L’autre défi de taille auquel répond ce projet, dont la mise en oeuvre doit débuter au mois d’avril, est de sécuriser le territoire
L’autre défi – de taille – auquel répond ce projet dont la mise en oeuvre doit débuter au mois d’avril, est de « sécuriser le territoire », dans un contexte international marqué par les attaques terroristes au Burkina Faso, au Mali et plus récemment en Côte d’Ivoire. Les téléphones doivent permettre aux notables de signaler les cas suspects notamment dans les localités proches des frontières terrestres du pays.
Déployer le réseau mobile
« Le projet est une initiative à saluer tant qu’elle permet de sauver des vies, d’offrir à des milliers d’enfants un acte de naissance et d’améliorer la fourniture des services aux citoyens », explique Gerry Taama, président du Nouvel engagement des Togolais (NET), candidat malheureux à la présidentielle d’avril 2015. « Il faut maintenant déployer le réseau de téléphonie mobile sur l’ensemble du territoire et offrir par exemple des systèmes de recharge de batteries par énergie solaire aux populations », poursuit Gerry Taama, également fondateur de l’Observatoire africain de la défense et de la sécurité.
Certains opposants soupçonnent le pouvoir de préparer le terrain pour les élections locales à venir. Pour le professeur Aimé Gogué, député de l’opposition et candidat malheureux à la dernière présidentielle, le projet est bon dans son essence, surtout sur son aspect sécuritaire, « mais il peut être un moyen pour le pouvoir de surveiller encore plus les activités de l’opposition sur le terrain dans l’optique des élections à venir ».
Sondage préalable
Pour la ministre des Postes et de l’Économie numérique qui copilote le dossier avec son collègue de l’Administration territoriale, « un premier sondage sera réalisé pour déterminer les réseaux disponibles dans les localités ». Selon Cina Lawson, cela permettra d’offrir des cartes SIM (Togocel ou Moov) différentes selon la force du signal disponible. « Les coordonnées GPS des localités où les réseaux sont absents seront relevés pour permettre, dans le cadre du service universel des télécommunications, de déployer très rapidement le réseau », explique-t-elle. À l’heure actuelle, les deux opérateurs assurent couvrir au moins 70% du territoire, avec un taux de pénétration mobile de 93%.
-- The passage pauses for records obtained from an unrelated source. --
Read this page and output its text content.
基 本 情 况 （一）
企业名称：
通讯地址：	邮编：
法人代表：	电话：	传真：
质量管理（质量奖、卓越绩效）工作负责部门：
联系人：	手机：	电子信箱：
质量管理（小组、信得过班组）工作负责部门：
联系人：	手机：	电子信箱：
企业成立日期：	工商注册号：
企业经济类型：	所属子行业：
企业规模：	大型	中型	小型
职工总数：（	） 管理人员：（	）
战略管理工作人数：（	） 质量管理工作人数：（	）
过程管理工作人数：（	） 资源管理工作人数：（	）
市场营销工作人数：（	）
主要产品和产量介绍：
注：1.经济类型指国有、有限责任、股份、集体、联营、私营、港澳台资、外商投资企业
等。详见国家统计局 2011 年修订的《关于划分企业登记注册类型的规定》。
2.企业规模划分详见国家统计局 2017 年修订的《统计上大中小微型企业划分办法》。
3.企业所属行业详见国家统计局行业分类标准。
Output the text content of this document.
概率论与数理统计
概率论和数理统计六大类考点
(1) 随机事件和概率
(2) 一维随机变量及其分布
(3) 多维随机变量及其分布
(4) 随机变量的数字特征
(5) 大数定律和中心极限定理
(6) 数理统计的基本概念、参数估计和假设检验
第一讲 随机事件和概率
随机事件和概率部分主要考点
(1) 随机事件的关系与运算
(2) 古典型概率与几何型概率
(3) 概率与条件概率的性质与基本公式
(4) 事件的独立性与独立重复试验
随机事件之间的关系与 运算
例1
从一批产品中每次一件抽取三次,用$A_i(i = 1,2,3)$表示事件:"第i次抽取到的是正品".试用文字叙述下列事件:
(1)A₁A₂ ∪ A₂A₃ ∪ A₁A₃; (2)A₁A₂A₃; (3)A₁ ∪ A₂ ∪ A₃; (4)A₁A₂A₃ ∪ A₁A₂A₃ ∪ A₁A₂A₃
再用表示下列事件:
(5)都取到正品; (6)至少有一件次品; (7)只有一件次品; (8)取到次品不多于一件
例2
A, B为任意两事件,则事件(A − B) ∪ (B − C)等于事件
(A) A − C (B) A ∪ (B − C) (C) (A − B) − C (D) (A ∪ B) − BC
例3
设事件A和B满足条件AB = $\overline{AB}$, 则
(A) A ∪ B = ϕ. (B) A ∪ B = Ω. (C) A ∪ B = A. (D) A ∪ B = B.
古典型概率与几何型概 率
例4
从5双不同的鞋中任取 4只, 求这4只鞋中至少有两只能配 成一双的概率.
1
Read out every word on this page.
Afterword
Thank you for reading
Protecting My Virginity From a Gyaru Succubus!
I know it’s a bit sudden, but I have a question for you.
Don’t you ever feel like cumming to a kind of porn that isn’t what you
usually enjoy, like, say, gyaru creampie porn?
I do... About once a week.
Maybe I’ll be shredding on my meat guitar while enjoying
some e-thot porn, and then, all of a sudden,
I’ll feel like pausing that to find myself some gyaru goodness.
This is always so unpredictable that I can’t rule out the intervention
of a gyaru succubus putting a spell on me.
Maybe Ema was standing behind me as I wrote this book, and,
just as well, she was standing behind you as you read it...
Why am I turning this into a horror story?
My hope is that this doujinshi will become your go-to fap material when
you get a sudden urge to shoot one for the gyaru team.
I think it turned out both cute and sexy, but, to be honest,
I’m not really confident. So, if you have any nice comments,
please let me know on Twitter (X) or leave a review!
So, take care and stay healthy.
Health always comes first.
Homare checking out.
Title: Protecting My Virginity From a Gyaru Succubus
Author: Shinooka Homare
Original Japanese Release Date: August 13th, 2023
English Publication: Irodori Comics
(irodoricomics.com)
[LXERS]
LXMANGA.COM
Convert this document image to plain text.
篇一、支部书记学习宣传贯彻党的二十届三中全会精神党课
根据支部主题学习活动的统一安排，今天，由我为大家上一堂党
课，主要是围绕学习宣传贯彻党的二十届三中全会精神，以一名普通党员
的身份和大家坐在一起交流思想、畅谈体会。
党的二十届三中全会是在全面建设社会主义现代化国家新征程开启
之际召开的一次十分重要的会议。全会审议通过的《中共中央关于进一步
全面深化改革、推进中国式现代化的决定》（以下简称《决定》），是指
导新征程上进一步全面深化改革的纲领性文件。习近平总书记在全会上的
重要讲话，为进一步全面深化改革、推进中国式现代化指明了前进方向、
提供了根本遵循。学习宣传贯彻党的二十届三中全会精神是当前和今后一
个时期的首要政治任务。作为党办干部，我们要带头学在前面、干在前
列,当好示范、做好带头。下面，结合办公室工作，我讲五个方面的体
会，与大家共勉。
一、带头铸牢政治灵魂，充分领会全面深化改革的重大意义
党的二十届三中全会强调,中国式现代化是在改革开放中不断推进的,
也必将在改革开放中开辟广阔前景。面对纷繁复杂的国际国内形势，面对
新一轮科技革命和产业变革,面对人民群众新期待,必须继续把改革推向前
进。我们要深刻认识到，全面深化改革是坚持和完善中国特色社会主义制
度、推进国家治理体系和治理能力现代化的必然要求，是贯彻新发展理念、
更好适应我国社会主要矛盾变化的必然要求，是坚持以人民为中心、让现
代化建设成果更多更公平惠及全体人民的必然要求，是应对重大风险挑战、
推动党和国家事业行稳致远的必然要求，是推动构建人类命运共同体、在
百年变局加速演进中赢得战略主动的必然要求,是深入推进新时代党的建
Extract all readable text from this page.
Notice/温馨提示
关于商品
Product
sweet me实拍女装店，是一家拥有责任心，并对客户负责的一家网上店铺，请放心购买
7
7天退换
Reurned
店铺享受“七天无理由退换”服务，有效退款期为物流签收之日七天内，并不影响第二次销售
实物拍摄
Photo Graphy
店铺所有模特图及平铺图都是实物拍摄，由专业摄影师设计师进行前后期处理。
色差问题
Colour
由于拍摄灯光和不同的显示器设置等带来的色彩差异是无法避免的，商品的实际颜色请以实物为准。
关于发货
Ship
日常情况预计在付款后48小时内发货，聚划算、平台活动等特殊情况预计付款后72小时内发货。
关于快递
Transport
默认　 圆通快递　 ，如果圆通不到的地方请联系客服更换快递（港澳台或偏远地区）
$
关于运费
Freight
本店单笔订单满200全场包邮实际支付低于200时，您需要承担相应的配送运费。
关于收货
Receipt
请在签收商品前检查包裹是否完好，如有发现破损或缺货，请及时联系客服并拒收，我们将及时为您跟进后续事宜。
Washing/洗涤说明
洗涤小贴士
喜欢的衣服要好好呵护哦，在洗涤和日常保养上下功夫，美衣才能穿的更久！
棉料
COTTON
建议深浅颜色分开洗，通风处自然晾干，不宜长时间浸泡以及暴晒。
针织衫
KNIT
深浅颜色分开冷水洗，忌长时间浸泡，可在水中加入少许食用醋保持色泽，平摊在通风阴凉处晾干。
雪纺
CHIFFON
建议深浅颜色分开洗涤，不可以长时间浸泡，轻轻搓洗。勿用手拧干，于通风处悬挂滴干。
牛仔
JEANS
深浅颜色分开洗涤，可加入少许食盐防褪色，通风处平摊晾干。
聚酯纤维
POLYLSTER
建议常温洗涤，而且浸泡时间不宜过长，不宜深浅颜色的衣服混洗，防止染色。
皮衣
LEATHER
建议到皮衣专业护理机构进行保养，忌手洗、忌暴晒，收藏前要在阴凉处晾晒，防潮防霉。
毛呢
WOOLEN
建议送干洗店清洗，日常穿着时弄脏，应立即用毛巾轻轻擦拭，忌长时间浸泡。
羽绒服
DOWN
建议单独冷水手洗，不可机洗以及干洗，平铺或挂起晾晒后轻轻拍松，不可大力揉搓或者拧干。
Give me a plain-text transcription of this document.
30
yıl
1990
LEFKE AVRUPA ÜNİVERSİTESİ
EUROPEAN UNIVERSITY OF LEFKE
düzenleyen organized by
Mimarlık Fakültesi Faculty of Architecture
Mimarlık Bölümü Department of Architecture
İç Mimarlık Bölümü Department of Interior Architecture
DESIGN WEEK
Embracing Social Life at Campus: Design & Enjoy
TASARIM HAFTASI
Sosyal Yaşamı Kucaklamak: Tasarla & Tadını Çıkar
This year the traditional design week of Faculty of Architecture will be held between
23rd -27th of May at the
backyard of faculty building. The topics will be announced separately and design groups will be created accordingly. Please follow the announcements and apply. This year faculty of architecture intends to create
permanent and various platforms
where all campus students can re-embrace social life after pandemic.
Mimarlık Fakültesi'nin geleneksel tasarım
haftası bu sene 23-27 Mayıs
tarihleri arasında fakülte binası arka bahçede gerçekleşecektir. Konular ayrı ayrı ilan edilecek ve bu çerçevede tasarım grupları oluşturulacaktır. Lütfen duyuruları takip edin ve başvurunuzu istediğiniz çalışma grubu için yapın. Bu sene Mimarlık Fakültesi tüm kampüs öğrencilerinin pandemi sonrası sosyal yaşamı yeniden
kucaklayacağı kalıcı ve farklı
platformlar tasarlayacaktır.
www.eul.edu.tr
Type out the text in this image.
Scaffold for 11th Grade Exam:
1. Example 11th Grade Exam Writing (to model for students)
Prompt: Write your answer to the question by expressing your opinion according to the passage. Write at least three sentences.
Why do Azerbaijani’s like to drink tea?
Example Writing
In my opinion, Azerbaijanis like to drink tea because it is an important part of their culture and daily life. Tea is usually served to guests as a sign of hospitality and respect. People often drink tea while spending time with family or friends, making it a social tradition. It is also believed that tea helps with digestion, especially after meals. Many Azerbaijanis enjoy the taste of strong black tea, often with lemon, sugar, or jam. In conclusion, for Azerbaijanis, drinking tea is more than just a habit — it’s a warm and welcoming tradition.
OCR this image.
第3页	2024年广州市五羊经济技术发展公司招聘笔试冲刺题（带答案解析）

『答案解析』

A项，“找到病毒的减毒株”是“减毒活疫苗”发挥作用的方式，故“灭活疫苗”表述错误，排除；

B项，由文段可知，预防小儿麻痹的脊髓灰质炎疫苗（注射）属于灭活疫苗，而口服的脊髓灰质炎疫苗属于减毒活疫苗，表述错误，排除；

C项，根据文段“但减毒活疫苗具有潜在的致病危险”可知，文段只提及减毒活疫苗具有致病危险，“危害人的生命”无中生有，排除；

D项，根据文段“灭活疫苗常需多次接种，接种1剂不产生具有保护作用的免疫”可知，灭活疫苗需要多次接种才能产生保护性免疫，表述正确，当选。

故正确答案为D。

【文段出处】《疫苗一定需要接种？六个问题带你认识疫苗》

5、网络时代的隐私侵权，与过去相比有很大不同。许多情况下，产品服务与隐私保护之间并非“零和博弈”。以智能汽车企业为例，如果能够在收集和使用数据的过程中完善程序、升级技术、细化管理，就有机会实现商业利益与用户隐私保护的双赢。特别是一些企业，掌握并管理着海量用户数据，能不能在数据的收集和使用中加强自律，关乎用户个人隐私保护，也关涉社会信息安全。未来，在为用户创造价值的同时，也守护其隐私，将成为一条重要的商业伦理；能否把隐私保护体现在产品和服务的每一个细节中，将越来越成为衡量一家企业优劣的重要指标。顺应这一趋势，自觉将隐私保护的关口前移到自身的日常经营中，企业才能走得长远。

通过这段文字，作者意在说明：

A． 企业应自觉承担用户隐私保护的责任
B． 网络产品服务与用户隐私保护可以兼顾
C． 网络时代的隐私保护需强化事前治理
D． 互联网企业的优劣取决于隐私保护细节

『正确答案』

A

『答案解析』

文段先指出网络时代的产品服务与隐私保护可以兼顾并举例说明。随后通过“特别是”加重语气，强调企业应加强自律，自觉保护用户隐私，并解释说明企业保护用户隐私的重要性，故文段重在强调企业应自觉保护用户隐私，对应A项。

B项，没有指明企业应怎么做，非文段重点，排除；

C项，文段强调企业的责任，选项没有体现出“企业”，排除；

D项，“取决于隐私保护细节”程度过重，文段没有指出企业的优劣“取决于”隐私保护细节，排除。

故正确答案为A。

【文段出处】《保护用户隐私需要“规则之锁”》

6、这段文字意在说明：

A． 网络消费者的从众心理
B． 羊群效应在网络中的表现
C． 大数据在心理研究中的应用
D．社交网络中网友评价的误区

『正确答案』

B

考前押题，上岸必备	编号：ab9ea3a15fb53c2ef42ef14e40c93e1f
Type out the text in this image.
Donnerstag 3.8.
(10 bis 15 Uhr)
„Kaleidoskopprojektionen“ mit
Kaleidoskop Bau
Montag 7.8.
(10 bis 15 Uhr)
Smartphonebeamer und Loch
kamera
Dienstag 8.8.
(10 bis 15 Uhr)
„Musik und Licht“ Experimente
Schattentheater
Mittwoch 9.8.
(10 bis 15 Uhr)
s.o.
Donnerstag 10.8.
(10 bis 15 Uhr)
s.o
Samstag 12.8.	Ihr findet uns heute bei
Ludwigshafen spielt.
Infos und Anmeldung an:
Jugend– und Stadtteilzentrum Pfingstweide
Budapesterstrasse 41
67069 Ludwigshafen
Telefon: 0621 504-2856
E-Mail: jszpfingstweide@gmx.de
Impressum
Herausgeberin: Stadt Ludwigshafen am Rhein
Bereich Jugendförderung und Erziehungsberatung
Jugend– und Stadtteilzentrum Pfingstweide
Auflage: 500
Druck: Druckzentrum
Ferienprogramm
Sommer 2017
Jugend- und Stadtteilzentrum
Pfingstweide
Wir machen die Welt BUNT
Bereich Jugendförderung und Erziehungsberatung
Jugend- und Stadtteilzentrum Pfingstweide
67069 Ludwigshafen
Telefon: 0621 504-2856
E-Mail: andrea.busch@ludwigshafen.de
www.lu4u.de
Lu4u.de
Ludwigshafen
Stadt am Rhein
Le coût du projet est estimé à un peu plus de 150 000 euros pour la première année
Togbui Victor Hola Kpodo Dra IV, chef du canton de Togblékopé (25 km au nord de Lomé) salue l’initiative et estime que « e-village » correspond à un besoin essentiel de ses homologues surtout des contrées reculées. « Il y a beaucoup de situations dramatiques que ces téléphones dotés de crédits de communication peuvent éviter ». Il souhaite néanmoins qu’un véritable suivi soit mis en place car « certains chefs doivent apprendre à utiliser les téléphones et surtout comprendre exactement ce qui leur est demandé de remonter comme informations. »
Le coût du projet est estimé à un peu plus de 150 000 euros pour la première année. La somme doit servir à acheter les terminaux, payer les crédits de communication et réaliser le travail d’identification des bénéficiaires. À partir de la deuxième année, le coût devra être ramené à 50 000 euros.